Lloyd Hansen (Chris Evans), a former CIA black operations mercenary who perhaps works in the private sector in which there are even less restrictions governing things such as torturing or mistreatments etc is called in by Carmichael as Six goes on the run. It will take whatever Hansen can think of to attract Six’s attention, even if it means abducting Fitzroy’s daughter Claire (Julia Butters). Six has a history with Claire, having served as a watchdog for her a few years before. He’s the spy who cares about children’s lives, unlike Hansen, who is a psychopath. Dani Miranda (Ana de Armas) joins Six on his journey to escape as another spy. Yet, believe it or not, she is given even less character delineation than her male colleagues, which may surprise some people.
And here, for the next two hours, we’re done. Things go boom when there’s a good person vs a bad guy, a lady in the midst, and a youngster in danger. However, although some of the fighting portions are well-executed, much of the picture is filmed in such a weirdly low light that it diminishes even the magnetic screen presence of the unquestionably charming Gosling, Evans and de Armas.
The low-light palette pattern followed in this film would be appropriate for the majority of an international action film deserving a cinematic prison term. A new Fast & Furious or Bourne series, “The Gray Man” should be outrageously over-the-top, but other than an amusing Evans, it all seems so thematically uninteresting.

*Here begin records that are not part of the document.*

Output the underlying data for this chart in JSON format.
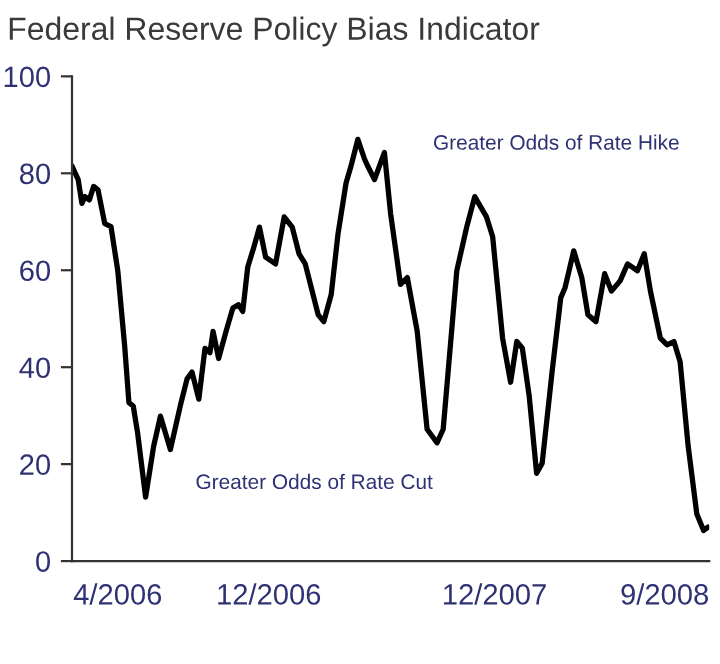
{
  "chart_data": {
    "type": "line",
    "title": "Federal Reserve Policy Bias Indicator",
    "annotations": [
      "Greater Odds of Rate Hike",
      "Greater Odds of Rate Cut"
    ],
    "x": [
      "2006-01-17",
      "2006-01-27",
      "2006-02-02",
      "2006-02-07",
      "2006-02-14",
      "2006-02-21",
      "2006-02-28",
      "2006-03-11",
      "2006-03-21",
      "2006-04-01",
      "2006-04-12",
      "2006-04-19",
      "2006-04-26",
      "2006-05-03",
      "2006-05-16",
      "2006-05-29",
      "2006-06-09",
      "2006-06-25",
      "2006-07-11",
      "2006-07-22",
      "2006-07-30",
      "2006-08-10",
      "2006-08-20",
      "2006-08-28",
      "2006-09-02",
      "2006-09-11",
      "2006-09-23",
      "2006-10-04",
      "2006-10-13",
      "2006-10-20",
      "2006-10-28",
      "2006-11-07",
      "2006-11-16",
      "2006-11-26",
      "2006-12-12",
      "2006-12-26",
      "2007-01-08",
      "2007-01-19",
      "2007-01-29",
      "2007-02-19",
      "2007-02-28",
      "2007-03-12",
      "2007-03-23",
      "2007-04-05",
      "2007-04-13",
      "2007-04-24",
      "2007-05-05",
      "2007-05-10",
      "2007-05-21",
      "2007-06-06",
      "2007-06-16",
      "2007-07-02",
      "2007-07-13",
      "2007-07-29",
      "2007-08-14",
      "2007-08-30",
      "2007-09-09",
      "2007-10-01",
      "2007-10-17",
      "2007-10-30",
      "2007-11-18",
      "2007-11-28",
      "2007-12-14",
      "2007-12-27",
      "2008-01-06",
      "2008-01-15",
      "2008-01-26",
      "2008-02-07",
      "2008-02-16",
      "2008-03-03",
      "2008-03-17",
      "2008-03-24",
      "2008-04-07",
      "2008-04-20",
      "2008-04-30",
      "2008-05-13",
      "2008-05-27",
      "2008-06-07",
      "2008-06-21",
      "2008-07-03",
      "2008-07-19",
      "2008-07-30",
      "2008-08-09",
      "2008-08-25",
      "2008-09-05",
      "2008-09-16",
      "2008-09-26",
      "2008-10-09",
      "2008-10-23",
      "2008-11-03",
      "2008-11-10"
    ],
    "series": [
      {
        "color": "#000000",
        "values": [
          81.5,
          78.7,
          73.8,
          75.2,
          74.5,
          77.3,
          76.6,
          69.6,
          69,
          59.9,
          44.6,
          32.7,
          32,
          26.5,
          13.2,
          23.7,
          29.9,
          23,
          32,
          37.6,
          39,
          33.4,
          43.9,
          43,
          47.4,
          41.8,
          47.4,
          52.2,
          52.9,
          51.5,
          60.6,
          64.8,
          68.9,
          62.7,
          61.3,
          71,
          68.9,
          63.4,
          61.3,
          50.8,
          49.4,
          55,
          67.5,
          78,
          81.5,
          87,
          82.9,
          81.5,
          78.7,
          84.3,
          71.7,
          57.1,
          58.5,
          47.4,
          27.2,
          24.4,
          27.2,
          59.9,
          68.9,
          75.2,
          71,
          66.9,
          46,
          36.9,
          45.3,
          43.9,
          34.1,
          18.1,
          20.2,
          39,
          54.3,
          56.4,
          64,
          58.5,
          50.8,
          49.4,
          59.3,
          55.7,
          57.8,
          61.3,
          59.9,
          63.4,
          55.7,
          46,
          44.6,
          45.3,
          41.1,
          23.7,
          9.7,
          6.3,
          7
        ]
      }
    ],
    "xlim": [
      "2006-01-17",
      "2008-11-12"
    ],
    "xticks": [
      {
        "value": "2006-04-01",
        "label": "4/2006"
      },
      {
        "value": "2006-12-01",
        "label": "12/2006"
      },
      {
        "value": "2007-12-01",
        "label": "12/2007"
      },
      {
        "value": "2008-09-01",
        "label": "9/2008"
      }
    ],
    "ylim": [
      0,
      100
    ],
    "yticks": [
      0,
      20,
      40,
      60,
      80,
      100
    ],
    "grid": false
  }
}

As a piece of cracker entertainment, it frequently fails to mention that this type of endeavour must be lighthearted.
Evans is a concern since he’s never presented as a serious danger. An asset removal gone horribly wrong, an article’s title error, will be taught in schools as a cautionary tale. In truth, he seems to be terrible at his job. Rather than a contest of wills, this is a contest between an ethical spy and an insane spy. Although the script by Joe Russo, Christopher Markus, and Stephen McFeely tends to keep attempting to peddle us on Hansen being such a dreadful genius and there’s really no evidence of the latter part, there’s something least developed in the conception that Gosling is the old-fashioned spy and Evans is the brute force advanced monster.
In his second outing in Hollywood, Actor Dhanush makes a splash. An extended battle sequence with Ana de Armas and Ryan Gosling gives him the opportunity to show off his fighting talents. Dhanush has a lot of screen time, yet he barely gets a few words to utter during those moments. This is understandable, given that spies, at least in the traditional sense, are expected to go above and beyond what they are paid to accomplish. Avik, by Dhanush, accomplishes just that. He’s also the only character in the film with what seems to be a solid moral compass, as Russos demonstrate early on by having him touch a rudraksh mala, a religious amulet.
It feels like “The Gray Man” is afraid to take a real risk, like plenty of original content on streaming services. With its current commitment of $200 million on a film, would Netflix ever be able to produce a movie on par with [‘Mission: Impossible, Mad Max: Fury Road, John Wick, or even Fast Five? ] In the event that anything similar does place, there could be a need for a real-life superhero.